Mais Miraut refusa obstinément de suivre la femme à l'écurie.
« Il est sans doute habitué à aller dehors pour ces affaires-là », pensa M. Pitancet, et il se disposa à l'y conduire, mais après avoir prudemment passé une laisse dans le collier de la bête.
Cela ne faisait guère l'affaire de Miraut qui comprit que, pour l'instant du moins, son truc n'était pas bon ; mais pour ne point laisser soupçonner a ses geôliers son mensonge, il se soulagea abondamment ; il pouvait toujours se soulager d'ailleurs, peu ou prou, la vessie des chiens étant inépuisable.

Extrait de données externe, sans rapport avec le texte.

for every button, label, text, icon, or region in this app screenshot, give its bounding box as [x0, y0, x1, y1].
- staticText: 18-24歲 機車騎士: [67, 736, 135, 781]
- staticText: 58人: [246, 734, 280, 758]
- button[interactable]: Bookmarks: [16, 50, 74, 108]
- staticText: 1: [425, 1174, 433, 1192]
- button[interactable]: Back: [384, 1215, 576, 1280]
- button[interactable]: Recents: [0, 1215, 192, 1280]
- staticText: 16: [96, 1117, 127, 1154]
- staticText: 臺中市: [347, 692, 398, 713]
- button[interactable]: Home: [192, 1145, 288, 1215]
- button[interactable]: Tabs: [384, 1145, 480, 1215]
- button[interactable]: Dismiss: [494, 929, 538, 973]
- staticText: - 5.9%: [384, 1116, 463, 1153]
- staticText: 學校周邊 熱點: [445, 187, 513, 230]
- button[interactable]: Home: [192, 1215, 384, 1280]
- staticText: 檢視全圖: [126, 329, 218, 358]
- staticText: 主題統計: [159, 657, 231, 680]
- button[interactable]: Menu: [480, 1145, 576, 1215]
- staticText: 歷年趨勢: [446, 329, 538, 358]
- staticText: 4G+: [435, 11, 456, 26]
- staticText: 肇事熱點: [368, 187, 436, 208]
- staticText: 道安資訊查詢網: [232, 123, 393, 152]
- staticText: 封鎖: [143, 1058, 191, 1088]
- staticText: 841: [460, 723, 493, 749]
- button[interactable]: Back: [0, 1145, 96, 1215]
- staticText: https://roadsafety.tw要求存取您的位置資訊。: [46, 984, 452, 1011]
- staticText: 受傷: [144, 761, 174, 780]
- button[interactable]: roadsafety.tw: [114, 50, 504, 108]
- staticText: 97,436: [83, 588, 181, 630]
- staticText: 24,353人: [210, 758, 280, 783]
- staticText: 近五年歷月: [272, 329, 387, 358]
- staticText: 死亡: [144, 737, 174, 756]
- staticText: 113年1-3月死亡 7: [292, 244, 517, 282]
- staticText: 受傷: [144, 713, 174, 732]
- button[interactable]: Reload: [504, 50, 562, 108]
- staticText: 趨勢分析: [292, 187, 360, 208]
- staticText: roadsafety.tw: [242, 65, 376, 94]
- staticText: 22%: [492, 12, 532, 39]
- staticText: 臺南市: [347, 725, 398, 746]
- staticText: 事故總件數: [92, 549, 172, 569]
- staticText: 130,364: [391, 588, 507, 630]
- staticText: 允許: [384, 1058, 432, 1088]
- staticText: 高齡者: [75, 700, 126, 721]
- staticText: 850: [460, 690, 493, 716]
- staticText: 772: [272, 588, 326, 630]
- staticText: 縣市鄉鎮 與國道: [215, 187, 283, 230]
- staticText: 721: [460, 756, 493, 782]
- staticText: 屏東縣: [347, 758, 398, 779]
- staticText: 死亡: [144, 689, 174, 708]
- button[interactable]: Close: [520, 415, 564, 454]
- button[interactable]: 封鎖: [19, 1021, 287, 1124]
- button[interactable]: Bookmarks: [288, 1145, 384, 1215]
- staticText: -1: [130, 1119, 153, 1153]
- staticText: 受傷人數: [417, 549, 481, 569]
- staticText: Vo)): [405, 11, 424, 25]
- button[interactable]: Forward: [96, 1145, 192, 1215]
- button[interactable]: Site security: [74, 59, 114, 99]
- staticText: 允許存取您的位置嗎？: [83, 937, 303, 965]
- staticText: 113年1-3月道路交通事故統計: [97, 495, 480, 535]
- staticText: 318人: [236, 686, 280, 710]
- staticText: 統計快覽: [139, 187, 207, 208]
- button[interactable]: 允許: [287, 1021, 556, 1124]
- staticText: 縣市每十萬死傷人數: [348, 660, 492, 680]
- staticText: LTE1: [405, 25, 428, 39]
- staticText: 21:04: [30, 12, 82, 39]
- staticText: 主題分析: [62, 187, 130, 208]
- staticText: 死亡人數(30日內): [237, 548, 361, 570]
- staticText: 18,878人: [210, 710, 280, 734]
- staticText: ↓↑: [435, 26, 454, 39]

M. Pitancet le complimenta et le ramena devant sa soupe ; mais décidément le chagrin était trop profond, l'estomac trop contracté et Miraut, se refusant à manger, vint s'étendre sur le coussin qui lui avait été préparé, simulant le sommeil. Toutefois, il ne pouvait entendre s'ouvrir et se fermer la porte de la rue sans relever vivement la tête et écouter avec attention.
— Petite canaille ! menaça doucement et en souriant son nouveau maître, tu cherches à filer à l'anglaise ; mais sois tranquille, j'aurai l'œil et le bon !
Pour qu'il ne se sentît point trop isolé et perdu, pour l'habituer à leur présence, pour qu'il les connût et s'attachât plus vite à eux, les maîtres laissèrent dormir Miraut sur son coussin dans la salle à manger, laissant ouvertes les portes qui communiquaient avec leurs chambres respectives.
En le quittant ils le caressèrent encore et le chien, se laissant faire, les regardait de son air triste et très doux qui semblait leur dire : « Je vois bien que vous êtes de braves gens et que la juponneuse d'ici vaut mieux que la Guélotte, mais laissez-moi partir tout de même. »
Ils n'eurent garde, comme on pense, d'acquiescer à son désir.
Le lendemain, debout avant tout le monde, Miraut, seul, avait minutieusement inspecté la demeure et fait une très sévère revue des portes et fenêtres de la maison.